You should include the appropriate diagnosis from 722.9x (Other and unspecified disc disorder) for the discitis. The codes in this family are delineated by region (unspecified, lumbar, thoracic, or cervical), so verify the anatomic site to select the best diagnosis. The corresponding ICD-10 codes are even more site specific:
M46.40, Discitis, unspecified, site unspecified
M46.41, Discitis, unspecified, occipito-atlanto-axial region
M46.42, Discitis, unspecified, cervical region M46.43, Discitis, unspecified, cervicothoracic region
M46.44, Discitis, unspecified, thoracic region
M46.45, Discitis, unspecified, thoracolumbar region
M46.46, Discitis, unspecified, lumbar region
M46.47, Discitis, unspecified, lumbosacral region
M46.48, Discitis, unspecified, sacral and sacrococ cygeal region
M46.49, Discitis, unspecified, multiple sites in spine.
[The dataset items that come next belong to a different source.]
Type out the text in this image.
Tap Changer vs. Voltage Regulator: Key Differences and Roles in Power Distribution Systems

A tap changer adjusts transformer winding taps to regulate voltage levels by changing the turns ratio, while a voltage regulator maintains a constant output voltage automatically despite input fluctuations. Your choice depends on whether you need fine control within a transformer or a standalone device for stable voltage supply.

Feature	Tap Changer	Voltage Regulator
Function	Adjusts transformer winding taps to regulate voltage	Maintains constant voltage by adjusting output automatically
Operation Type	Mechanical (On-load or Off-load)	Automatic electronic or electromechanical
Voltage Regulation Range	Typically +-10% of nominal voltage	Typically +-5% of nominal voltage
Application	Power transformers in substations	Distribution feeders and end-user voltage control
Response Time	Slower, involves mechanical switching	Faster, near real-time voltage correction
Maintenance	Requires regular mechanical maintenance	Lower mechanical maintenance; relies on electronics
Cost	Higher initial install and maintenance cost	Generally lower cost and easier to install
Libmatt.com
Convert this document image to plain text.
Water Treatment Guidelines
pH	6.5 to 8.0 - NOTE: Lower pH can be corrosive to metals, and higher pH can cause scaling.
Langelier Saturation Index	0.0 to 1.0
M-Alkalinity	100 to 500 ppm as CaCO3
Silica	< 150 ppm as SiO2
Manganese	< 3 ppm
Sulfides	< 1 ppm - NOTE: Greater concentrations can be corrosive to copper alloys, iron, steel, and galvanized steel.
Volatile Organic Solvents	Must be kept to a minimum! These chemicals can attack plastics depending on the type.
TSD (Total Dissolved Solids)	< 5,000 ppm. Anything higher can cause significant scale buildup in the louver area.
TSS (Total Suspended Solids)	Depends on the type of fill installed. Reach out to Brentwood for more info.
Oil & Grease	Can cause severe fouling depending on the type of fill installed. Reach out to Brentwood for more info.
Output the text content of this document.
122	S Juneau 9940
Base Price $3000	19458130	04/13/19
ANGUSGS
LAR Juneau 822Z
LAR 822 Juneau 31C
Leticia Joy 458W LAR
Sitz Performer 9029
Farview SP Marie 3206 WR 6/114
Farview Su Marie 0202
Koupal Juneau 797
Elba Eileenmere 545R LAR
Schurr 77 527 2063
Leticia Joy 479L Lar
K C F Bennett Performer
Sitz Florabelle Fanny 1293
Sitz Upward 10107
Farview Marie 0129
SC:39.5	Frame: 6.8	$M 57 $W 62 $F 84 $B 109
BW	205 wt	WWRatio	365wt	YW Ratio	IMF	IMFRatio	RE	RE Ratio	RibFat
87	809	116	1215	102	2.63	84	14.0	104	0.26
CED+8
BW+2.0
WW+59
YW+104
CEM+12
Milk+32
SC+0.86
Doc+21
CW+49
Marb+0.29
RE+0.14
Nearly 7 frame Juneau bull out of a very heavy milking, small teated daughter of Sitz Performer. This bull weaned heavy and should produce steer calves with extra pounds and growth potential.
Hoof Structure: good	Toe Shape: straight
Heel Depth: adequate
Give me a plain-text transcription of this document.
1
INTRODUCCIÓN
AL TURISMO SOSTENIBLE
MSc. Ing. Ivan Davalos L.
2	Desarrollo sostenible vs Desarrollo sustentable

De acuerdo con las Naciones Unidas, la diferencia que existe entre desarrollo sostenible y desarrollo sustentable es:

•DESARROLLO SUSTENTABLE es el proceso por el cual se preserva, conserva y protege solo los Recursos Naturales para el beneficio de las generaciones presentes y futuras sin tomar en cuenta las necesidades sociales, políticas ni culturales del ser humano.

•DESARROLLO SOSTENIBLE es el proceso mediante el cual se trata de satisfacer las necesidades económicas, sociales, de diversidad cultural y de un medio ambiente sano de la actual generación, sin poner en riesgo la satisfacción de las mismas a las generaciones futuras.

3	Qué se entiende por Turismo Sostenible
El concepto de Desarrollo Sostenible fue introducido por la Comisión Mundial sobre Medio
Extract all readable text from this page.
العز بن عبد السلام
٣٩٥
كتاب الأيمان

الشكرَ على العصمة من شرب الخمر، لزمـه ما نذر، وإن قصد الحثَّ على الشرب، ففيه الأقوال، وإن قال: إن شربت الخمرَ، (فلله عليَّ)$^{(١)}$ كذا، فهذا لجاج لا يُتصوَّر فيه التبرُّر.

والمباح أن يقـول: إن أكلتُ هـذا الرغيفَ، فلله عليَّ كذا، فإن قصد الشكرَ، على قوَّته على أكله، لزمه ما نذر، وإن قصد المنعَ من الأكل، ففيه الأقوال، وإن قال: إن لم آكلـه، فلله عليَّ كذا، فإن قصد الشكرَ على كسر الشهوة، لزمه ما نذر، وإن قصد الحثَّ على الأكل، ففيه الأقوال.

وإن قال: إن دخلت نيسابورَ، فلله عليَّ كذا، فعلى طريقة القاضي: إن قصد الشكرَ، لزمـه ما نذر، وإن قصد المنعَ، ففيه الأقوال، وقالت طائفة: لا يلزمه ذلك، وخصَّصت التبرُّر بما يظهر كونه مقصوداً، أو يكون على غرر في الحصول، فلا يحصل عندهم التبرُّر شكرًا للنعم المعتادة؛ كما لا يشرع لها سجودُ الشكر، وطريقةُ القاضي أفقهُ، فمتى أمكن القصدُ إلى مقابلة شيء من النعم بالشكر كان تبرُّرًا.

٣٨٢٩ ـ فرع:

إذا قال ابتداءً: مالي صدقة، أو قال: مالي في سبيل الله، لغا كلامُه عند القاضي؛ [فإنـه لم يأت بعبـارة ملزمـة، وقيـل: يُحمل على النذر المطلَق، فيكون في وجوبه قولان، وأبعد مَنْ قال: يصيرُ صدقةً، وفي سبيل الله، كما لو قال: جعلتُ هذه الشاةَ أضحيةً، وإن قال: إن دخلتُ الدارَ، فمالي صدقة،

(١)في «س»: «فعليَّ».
Caution: You mentioned you were also considering whether 20220 (Biopsy, bone, trocar, or needle; superficial [e.g., ilium, sternum, spinous process, ribs]) or 62269 (Biopsy of spinal cord, percutaneous needle) would apply to this situation. These codes would not be appropriate. Code 20220 refers to a bone biopsy, and the intervertebral disc is not a bone. Also, the descriptor for 20220 applies to a “superficial” procedure, which is less involved than an “intervertebral disc biopsy.” Code 62269 would not apply because you’re coding for a biopsy of the intervertebral disc instead of the spinal cord. The spinal cord is not the same anatomically as an intervertebral disc.